Hi MARS OM, I had a question that you might be able to answer.  I'm very interested in pursuing a career as a MARS officer in the RCN.  Both my parents were in the Canadian Army, and my Uncle was in the Navy, so they've been able to tell me good stories about life in the Canadian Forces, which has certainly piqued my interest.  I'd be entering through the DEO program, as I've been working for two years now after completing my university degree. 

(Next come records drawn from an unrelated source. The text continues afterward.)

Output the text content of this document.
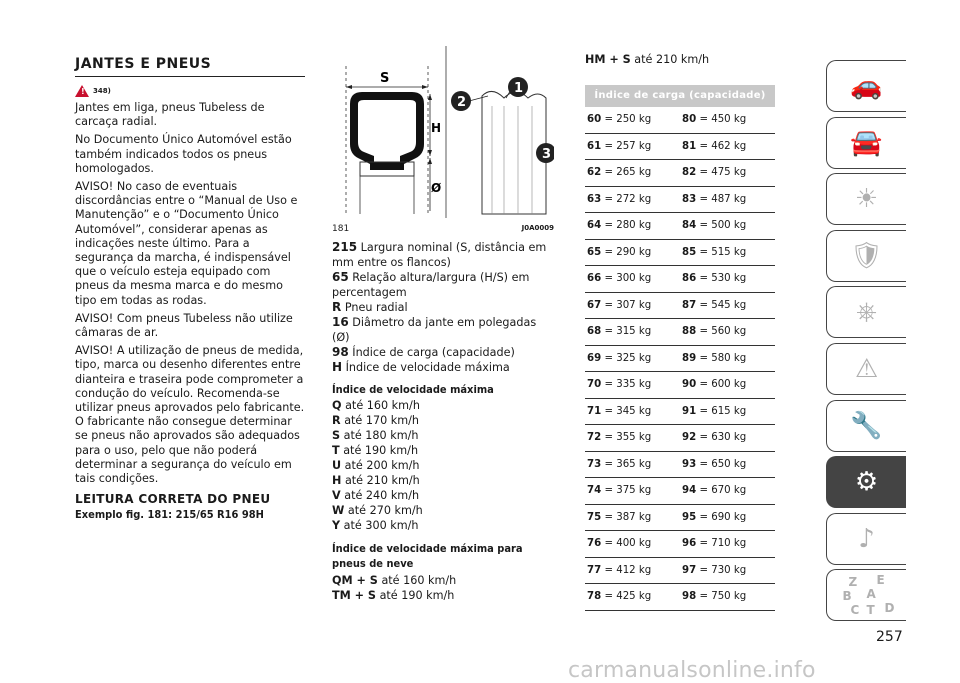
JANTES E PNEUS
! 348)

Jantes em liga, pneus Tubeless de carcaça radial.

No Documento Único Automóvel estão também indicados todos os pneus homologados.

AVISO! No caso de eventuais discordâncias entre o “Manual de Uso e Manutenção” e o “Documento Único Automóvel”, considerar apenas as indicações neste último. Para a segurança da marcha, é indispensável que o veículo esteja equipado com pneus da mesma marca e do mesmo tipo em todas as rodas.

AVISO! Com pneus Tubeless não utilize câmaras de ar.

AVISO! A utilização de pneus de medida, tipo, marca ou desenho diferentes entre dianteira e traseira pode comprometer a condução do veículo. Recomenda-se utilizar pneus aprovados pelo fabricante. O fabricante não consegue determinar se pneus não aprovados são adequados para o uso, pelo que não poderá determinar a segurança do veículo em tais condições.

LEITURA CORRETA DO PNEU
Exemplo fig. 181: 215/65 R16 98H
S
H
Ø
2
1
3
181	J0A0009
215 Largura nominal (S, distância em mm entre os flancos)
65 Relação altura/largura (H/S) em percentagem
R Pneu radial
16 Diâmetro da jante em polegadas (Ø)
98 Índice de carga (capacidade)
H Índice de velocidade máxima
Índice de velocidade máxima
Q até 160 km/h
R até 170 km/h
S até 180 km/h
T até 190 km/h
U até 200 km/h
H até 210 km/h
V até 240 km/h
W até 270 km/h
Y até 300 km/h
Índice de velocidade máxima para pneus de neve
QM + S até 160 km/h
TM + S até 190 km/h
HM + S até 210 km/h
Índice de carga (capacidade)
60 = 250 kg	80 = 450 kg
61 = 257 kg	81 = 462 kg
62 = 265 kg	82 = 475 kg
63 = 272 kg	83 = 487 kg
64 = 280 kg	84 = 500 kg
65 = 290 kg	85 = 515 kg
66 = 300 kg	86 = 530 kg
67 = 307 kg	87 = 545 kg
68 = 315 kg	88 = 560 kg
69 = 325 kg	89 = 580 kg
70 = 335 kg	90 = 600 kg
71 = 345 kg	91 = 615 kg
72 = 355 kg	92 = 630 kg
73 = 365 kg	93 = 650 kg
74 = 375 kg	94 = 670 kg
75 = 387 kg	95 = 690 kg
76 = 400 kg	96 = 710 kg
77 = 412 kg	97 = 730 kg
78 = 425 kg	98 = 750 kg
🚗
🚘
☀
🛡
⎈
⚠
🔧
⚙
♪
Z E
B A
C T D
257
carmanualsonline.info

A few weeks ago, I took a trip to the local recruiting centre with all my documentation prepared, and was very disappointed to find out that applications were not being accepted for MARS.  The recruiting centre told me that applications likely wouldn't be accepted again until April 2012, but I had also heard from somebody at the National Recruitment Centre that it would be March.  Would you be able to provide any insight on which is more accurate?  Both locations also told me to check back periodically in the off chance that it opened sooner; is there much chance of that happening?

One more question: once the applications do open, and there are a certain amount of spots that are to be filled, how do they go about filling them?  Are earlier applications given priority?  I guess what I'm trying to get at is: if I am a week or two late getting my application in once it opens up, am I going to be at a disadvantage?

Thanks in advance for any advice you can provide.  The wait to get the application process isn't ideal, but I think it will be worth it!  Just hoping cubicleland doesn't suck me dry before then, haha!
 
Hi MPCurely,

I'm not part of the Canadian Forces Recruiting Group so I can't speak specifically to how they process applicants but the recruiting year is from 01 Apr to 31 Mar.  I would suggest you go to your local recruiting centre in March to check when they will be accepting new applications.  The likelihood of recruiting more MARS officers before 31 Mar 12 is quite small.

What I can tell you is that my position is responsible for determining how many MARS officers we can recruit in any given year.  All the occupation managers look at a variety of factors to calculate that number for their respective occupations.  MARS has quite a few people in the training system right now, it takes a few years to become qualified and our training institutions only have so much capacity.  Recruiting more than we can train would result in wait times for training which is quite dissatisfying.  This is the principle reason why we scaled back MARS recruitment this year.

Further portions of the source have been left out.